- Title: Professor of Epidemiology

Academic background
- Alma mater: New York University University of California Columbia University,

Academic work
- Institutions: Columbia University
- Main interests: Alzheimer's disease, aging in adults with Down syndrome

= Nicole Schupf =

American epidemiologist and neuroscientist

Nicole Schupf is an American epidemiologist and neuroscientist who is Professor of Epidemiology in Neurology, Psychiatry, the Gertrude H. Sergievsky Center, and the Taub Institute for Research on Alzheimer's Disease and the Aging Brain, Columbia University Faculty of Medicine. She studies aging and Alzheimer's disease in individuals with Down syndrome.

== Education and early career ==
Schupf graduated from Bryn Mawr College in 1964. She received her Ph.D. from New York University in 1970, trained as a physiological psychologist.

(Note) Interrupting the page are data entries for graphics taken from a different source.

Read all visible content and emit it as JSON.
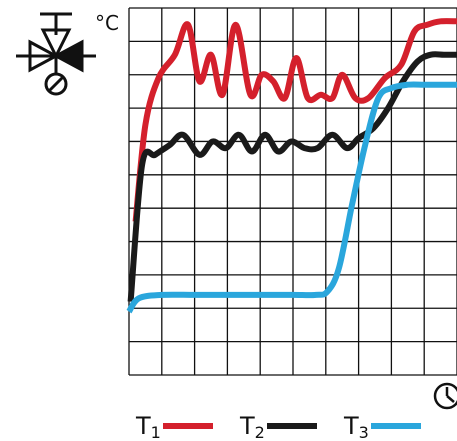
{
  "chart_data": {
    "type": "line",
    "ylabel": "°C",
    "xlabel": "",
    "x_axis_icon": "clock-icon",
    "title_icon": "three-way-valve-icon",
    "grid": true,
    "xlim": [
      0,
      10
    ],
    "ylim": [
      0,
      11
    ],
    "legend_position": "bottom",
    "series": [
      {
        "name": "T1",
        "name_main": "T",
        "name_sub": "1",
        "color": "#d4202c",
        "x": [
          0.2,
          0.5,
          0.9,
          1.4,
          1.8,
          2.15,
          2.5,
          2.85,
          3.25,
          3.7,
          4.05,
          4.4,
          4.75,
          5.1,
          5.45,
          5.85,
          6.2,
          6.5,
          6.9,
          7.3,
          7.8,
          8.3,
          8.7,
          9.1,
          9.5,
          10.0
        ],
        "y": [
          4.6,
          7.5,
          8.9,
          9.6,
          10.5,
          8.8,
          9.6,
          8.4,
          10.5,
          8.4,
          9.0,
          8.8,
          8.3,
          9.5,
          8.3,
          8.4,
          8.3,
          9.0,
          8.3,
          8.3,
          8.9,
          9.3,
          10.3,
          10.5,
          10.6,
          10.6
        ]
      },
      {
        "name": "T2",
        "name_main": "T",
        "name_sub": "2",
        "color": "#1a1a1a",
        "x": [
          0.05,
          0.4,
          0.8,
          1.25,
          1.65,
          2.15,
          2.55,
          2.95,
          3.35,
          3.75,
          4.15,
          4.55,
          4.95,
          5.35,
          5.75,
          6.2,
          6.65,
          7.0,
          7.45,
          7.9,
          8.35,
          8.8,
          9.2,
          9.6,
          10.0
        ],
        "y": [
          2.2,
          6.3,
          6.6,
          6.9,
          7.2,
          6.6,
          7.0,
          6.8,
          7.2,
          6.7,
          7.2,
          6.7,
          7.0,
          6.8,
          6.8,
          7.2,
          6.8,
          7.1,
          7.4,
          8.0,
          8.8,
          9.4,
          9.6,
          9.6,
          9.6
        ]
      },
      {
        "name": "T3",
        "name_main": "T",
        "name_sub": "3",
        "color": "#2aa6dc",
        "x": [
          0.0,
          0.3,
          1.0,
          2.0,
          3.0,
          4.0,
          5.0,
          5.7,
          6.05,
          6.4,
          6.8,
          7.2,
          7.6,
          8.0,
          8.5,
          9.0,
          9.5,
          10.0
        ],
        "y": [
          1.9,
          2.3,
          2.4,
          2.4,
          2.4,
          2.4,
          2.4,
          2.4,
          2.5,
          3.2,
          5.1,
          6.9,
          8.3,
          8.6,
          8.7,
          8.7,
          8.7,
          8.7
        ]
      }
    ]
  }
}
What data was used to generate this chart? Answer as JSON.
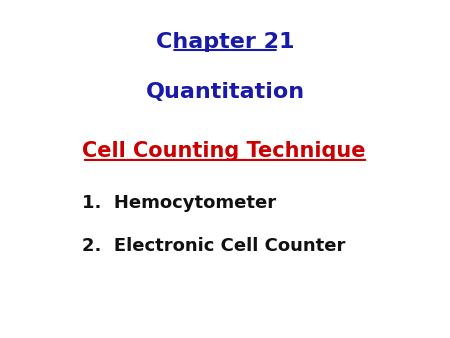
{
  "background_color": "#ffffff",
  "title": "Chapter 21",
  "title_color": "#1a1aaa",
  "title_fontsize": 16,
  "title_bold": true,
  "title_underline": true,
  "subtitle": "Quantitation",
  "subtitle_color": "#1a1aaa",
  "subtitle_fontsize": 16,
  "subtitle_bold": true,
  "section_title": "Cell Counting Technique",
  "section_title_color": "#cc0000",
  "section_title_fontsize": 15,
  "section_title_bold": true,
  "section_title_underline": true,
  "items": [
    "1.  Hemocytometer",
    "2.  Electronic Cell Counter"
  ],
  "items_color": "#111111",
  "items_fontsize": 13,
  "items_bold": false
}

She worked on neuroimmunological mechanisms in lupus cerebritis for several years before going on to pursue an M.P.H. from the University of California in 1984 and a Dr.P.H. in epidemiology from Columbia University, which she received in 1995.

== Career ==
Schupf is Professor of Epidemiology in Neurology, Psychiatry, the Gertrude H. Sergievsky Center, and the Taub Institute for Research on Alzheimer's Disease and the Aging Brain, Columbia University Faculty of Medicine. She studies aging and Alzheimer's disease (AD) in individuals with Down syndrome (DS), looking at genetic and nongenetic factors that can influence degree of risk or age at onset. She is involved in longitudinal, multidisciplinary work searching for biomarkers that could define the progression of AD in this population. This wide-ranging investigation includes blood-based biomarkers (like beta-amyloid peptides, protein, inflammatory and lipid profiles); measures of amyloid and tau concentration in cerebrospinal fluid; changes detected with neuroimaging; PET studies of brain amyloid uptake; and genetic variations. She has been a major recipient of National Institutes of Health and other federal grant-makers for this research.

== Selected publications ==
- Mayeux, R. (2003). "Plasma Aβ40 and Aβ42 and Alzheimer's disease: Relation to age, mortality, and risk"
- Manly, Jennifer J. (2008). "Frequency and course of mild cognitive impairment in a multiethnic community"
- Kerkel, Kristi (2008). "Genomic surveys by methylation-sensitive SNP analysis identify sequence-dependent allele-specific DNA methylation"
- Scarmeas, Nikolaos (2009). "Mediterranean Diet and Mild Cognitive Impairment"
- Scarmeas, Nikolaos (2009). "Physical Activity, Diet, and Risk of Alzheimer Disease"

== Personal life ==
Schupf was married to H. Jack Geiger from 1982 until his death in 2020.